The Fish Can Sing
- Author: Halldór Laxness
- Language: Icelandic
- Set in: Iceland
- Published: 1957

= The Fish Can Sing =

1957 novel by Halldór Laxness

The Fish Can Sing (Brekkukotsannáll) is a 1957 novel by Icelandic author Halldór Laxness, who was awarded the Nobel Prize in Literature in 1955.

==Plot summary==
The novel is set at the start of the twentieth century and deals with the orphaned boy Álfgrímur, his adoptive grandparents, and the small, tolerant community of misfits and eccentrics they gather around them at Brekkukot, their cottage in Reykjavík. As Álfgrímur begins to encounter the minor politicians, businessmen and social-climbers of the growing town of Reykjavík he starts to question his future as a fisherman's grandson, and is increasingly fascinated by Garðar Hólm, the celebrated Icelandic "world singer" whose sporadic returns to Iceland encourage Álfgrímur to pursue his own personal goals of self-expression.

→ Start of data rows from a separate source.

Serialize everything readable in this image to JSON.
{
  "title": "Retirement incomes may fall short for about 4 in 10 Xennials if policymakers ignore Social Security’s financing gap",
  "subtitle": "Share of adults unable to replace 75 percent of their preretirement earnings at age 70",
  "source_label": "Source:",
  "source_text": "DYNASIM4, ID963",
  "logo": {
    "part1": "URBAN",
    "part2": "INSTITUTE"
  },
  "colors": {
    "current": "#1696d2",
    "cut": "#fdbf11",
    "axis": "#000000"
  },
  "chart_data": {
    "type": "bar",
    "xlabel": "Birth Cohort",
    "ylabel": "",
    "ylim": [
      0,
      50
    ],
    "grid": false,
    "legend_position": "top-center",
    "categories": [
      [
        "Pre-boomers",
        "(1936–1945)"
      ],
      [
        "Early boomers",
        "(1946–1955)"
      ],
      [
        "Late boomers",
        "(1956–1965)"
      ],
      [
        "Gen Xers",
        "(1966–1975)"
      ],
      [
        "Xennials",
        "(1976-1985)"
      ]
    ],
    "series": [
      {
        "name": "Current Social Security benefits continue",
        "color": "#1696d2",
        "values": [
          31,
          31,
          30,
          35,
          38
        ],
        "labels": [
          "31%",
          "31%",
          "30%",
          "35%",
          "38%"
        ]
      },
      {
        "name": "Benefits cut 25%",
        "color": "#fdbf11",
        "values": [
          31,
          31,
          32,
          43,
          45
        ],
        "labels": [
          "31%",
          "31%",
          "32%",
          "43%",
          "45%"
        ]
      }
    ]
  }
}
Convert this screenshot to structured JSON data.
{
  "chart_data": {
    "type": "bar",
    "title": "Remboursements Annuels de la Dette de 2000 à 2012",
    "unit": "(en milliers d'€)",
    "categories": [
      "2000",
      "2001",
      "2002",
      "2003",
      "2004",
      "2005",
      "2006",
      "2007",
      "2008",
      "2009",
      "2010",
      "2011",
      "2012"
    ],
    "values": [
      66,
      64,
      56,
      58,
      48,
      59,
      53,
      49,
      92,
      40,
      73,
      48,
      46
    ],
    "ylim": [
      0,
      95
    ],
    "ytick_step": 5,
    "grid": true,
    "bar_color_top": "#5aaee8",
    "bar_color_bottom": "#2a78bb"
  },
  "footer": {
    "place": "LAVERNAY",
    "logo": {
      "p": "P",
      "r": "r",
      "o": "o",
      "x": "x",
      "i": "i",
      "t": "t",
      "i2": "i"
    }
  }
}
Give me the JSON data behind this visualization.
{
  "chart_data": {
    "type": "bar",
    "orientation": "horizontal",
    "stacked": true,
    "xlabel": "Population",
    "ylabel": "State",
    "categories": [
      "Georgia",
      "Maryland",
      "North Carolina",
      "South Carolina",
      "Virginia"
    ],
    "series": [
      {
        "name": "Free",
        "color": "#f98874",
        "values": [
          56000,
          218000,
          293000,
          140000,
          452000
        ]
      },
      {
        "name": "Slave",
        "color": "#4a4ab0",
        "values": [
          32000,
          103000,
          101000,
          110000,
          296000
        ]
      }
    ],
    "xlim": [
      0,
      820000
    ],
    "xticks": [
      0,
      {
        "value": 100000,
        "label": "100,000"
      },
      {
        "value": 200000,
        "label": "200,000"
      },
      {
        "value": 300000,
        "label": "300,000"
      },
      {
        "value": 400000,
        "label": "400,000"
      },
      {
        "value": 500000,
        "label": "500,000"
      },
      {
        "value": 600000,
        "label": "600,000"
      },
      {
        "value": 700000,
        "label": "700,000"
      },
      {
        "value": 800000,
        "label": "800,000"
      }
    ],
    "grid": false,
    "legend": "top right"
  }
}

He discovers the true value of his boyhood experiences only as he sets out on a path that will take him away from them forever.

== Trivia ==
The boy's name, Álfgrímur, is explained in the book as a compound of Álf (elf) and grímur (a poetic word for 'night') meaning 'he who spends the night with the elves'. The original name of the book in Icelandic is Brekkukotsannáll (Annals of Brekkukot). The book also had an admirable young lady named Blær, which is why Björk Eiðsdóttir chose this name for her daughter born in 1997, although it was officially a masculine name. In 2013, Björk and Blær won a court case for the right to use this name—see also Icelandic Naming Committee#Blær Bjarkardóttir Rúnarsdóttir

== Translations ==
- The book was translated into Georgian as თევზის კონცერტი (Tevzis k'ontsert'i) by Rusudan Ghvinepadse and Manana Paitchadse.